TENDER IS THE NIGHT by F. Scott Fitzgerald
Books of The Times
Books of The Times
By JOHN CHAMBERLAIN, April 16, 1934
The
critical reception of F. Scott Fitzgerald's "Tender is the Night"
might serve as the basis for one of those cartoons on "Why Men Go
Mad." No two reviews were alike; no two had the same tone. Some seemed to
think that Mr. Fitzgerald was writing about his usual jazz age boys and girls;
others that he had a "timeless" problem on his hands. And some seemed
to think that Doctor Diver's collapse was insufficiently documented.
With
this we can't agree. It seemed to us that Mr. Fitzgerald proceeded accurately,
step by step, with just enough documentation to keep the drama from being
misty, but without destroying the suggestiveness that added to the horror
lurking behind the surface. Consider Dr. Diver's predicament in being married
to a woman with a "split personality" deriving from a brutal
misadventure in adolescence.

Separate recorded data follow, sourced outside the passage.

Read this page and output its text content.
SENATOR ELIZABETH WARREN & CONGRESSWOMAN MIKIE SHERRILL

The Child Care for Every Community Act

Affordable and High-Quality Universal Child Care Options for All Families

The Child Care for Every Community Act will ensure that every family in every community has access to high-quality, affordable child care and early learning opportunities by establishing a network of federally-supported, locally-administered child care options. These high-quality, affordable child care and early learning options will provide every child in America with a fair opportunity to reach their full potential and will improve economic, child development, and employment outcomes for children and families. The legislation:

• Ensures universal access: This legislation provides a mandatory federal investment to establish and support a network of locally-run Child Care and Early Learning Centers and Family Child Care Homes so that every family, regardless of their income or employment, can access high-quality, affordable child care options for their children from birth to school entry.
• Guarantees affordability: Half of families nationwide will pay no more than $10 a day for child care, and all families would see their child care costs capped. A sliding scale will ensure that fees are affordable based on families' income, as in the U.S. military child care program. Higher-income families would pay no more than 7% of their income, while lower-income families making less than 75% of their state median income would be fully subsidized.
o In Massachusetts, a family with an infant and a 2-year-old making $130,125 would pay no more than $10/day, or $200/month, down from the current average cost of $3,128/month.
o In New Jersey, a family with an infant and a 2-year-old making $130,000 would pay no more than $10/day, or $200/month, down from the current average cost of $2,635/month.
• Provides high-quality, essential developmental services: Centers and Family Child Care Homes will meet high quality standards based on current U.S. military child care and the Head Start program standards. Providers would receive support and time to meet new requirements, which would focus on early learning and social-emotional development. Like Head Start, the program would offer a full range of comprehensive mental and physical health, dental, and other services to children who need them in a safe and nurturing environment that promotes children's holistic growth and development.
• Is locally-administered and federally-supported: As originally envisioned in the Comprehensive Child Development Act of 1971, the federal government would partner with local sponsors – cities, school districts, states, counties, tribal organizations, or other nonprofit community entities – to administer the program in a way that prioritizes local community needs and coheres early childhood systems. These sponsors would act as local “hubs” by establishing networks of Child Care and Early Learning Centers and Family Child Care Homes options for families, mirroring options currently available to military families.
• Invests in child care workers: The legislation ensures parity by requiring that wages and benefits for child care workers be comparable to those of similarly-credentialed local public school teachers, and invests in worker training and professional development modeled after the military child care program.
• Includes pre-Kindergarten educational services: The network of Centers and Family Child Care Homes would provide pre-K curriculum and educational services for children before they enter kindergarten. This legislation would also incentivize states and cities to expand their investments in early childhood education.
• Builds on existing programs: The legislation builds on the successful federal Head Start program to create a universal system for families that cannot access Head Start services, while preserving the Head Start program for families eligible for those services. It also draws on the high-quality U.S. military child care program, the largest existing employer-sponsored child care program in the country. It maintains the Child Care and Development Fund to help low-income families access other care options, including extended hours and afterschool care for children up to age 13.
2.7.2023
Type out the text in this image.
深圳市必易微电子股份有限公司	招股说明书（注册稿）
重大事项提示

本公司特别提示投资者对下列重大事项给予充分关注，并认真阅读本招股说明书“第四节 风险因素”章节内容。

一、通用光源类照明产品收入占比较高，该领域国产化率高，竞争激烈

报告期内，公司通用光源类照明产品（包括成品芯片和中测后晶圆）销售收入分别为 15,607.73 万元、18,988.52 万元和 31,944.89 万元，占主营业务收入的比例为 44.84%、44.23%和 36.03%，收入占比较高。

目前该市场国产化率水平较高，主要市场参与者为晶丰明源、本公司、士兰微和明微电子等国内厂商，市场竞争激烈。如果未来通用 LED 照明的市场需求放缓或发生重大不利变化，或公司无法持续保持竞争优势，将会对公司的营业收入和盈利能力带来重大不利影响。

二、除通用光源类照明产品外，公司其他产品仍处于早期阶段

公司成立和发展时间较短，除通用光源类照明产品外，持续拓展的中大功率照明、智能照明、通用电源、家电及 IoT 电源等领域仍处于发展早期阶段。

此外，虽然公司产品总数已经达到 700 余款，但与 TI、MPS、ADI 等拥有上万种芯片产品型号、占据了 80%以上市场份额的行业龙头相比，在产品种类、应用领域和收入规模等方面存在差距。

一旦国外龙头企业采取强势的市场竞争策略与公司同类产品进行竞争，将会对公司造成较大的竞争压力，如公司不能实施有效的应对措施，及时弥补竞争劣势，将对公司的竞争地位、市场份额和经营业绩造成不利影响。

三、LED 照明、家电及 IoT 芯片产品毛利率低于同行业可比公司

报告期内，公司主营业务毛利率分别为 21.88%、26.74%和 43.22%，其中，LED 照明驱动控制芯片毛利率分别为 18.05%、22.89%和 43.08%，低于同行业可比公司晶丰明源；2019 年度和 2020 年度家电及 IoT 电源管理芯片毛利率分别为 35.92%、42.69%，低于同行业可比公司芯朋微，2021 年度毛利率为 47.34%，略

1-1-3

He had married Nicole against his better judgment,
partially because she brought him memories of home after years spent abroad. He
was drawn into accepting her money, for reasons that living up to a certain
income and "cushioning" existence were bound up with the cure. His
husband-physician relationship to Nicole, involving constant companionship, cut
him off from his practice, and he thought wistfully at times of how the German
psychiatrists were getting ahead of him.
With
all these factors preparing the ground, it would merely take the sight of an
uncomplicated girl (Rosemary) to jar him into active unrest. And when Nicole,
subconsciously jealous of Rosemary, comes to a new phase of her disease, and
attempts to throw the car off the road when Dick is driving with her and the
two children, it is enough to give any one the jitters. Weakness indeed! The
wonder to us is that Dick didn't collapse long before Mr. Fitzgerald causes him
to break down. And when he does collapse, his youth is gone, it is too late to
catch up with the Germans who have been studying new cases for years. This
seems to us to be a sufficient exercise in cause-and-effect. Compared to the
motivation in Faulkner, it is logic personified.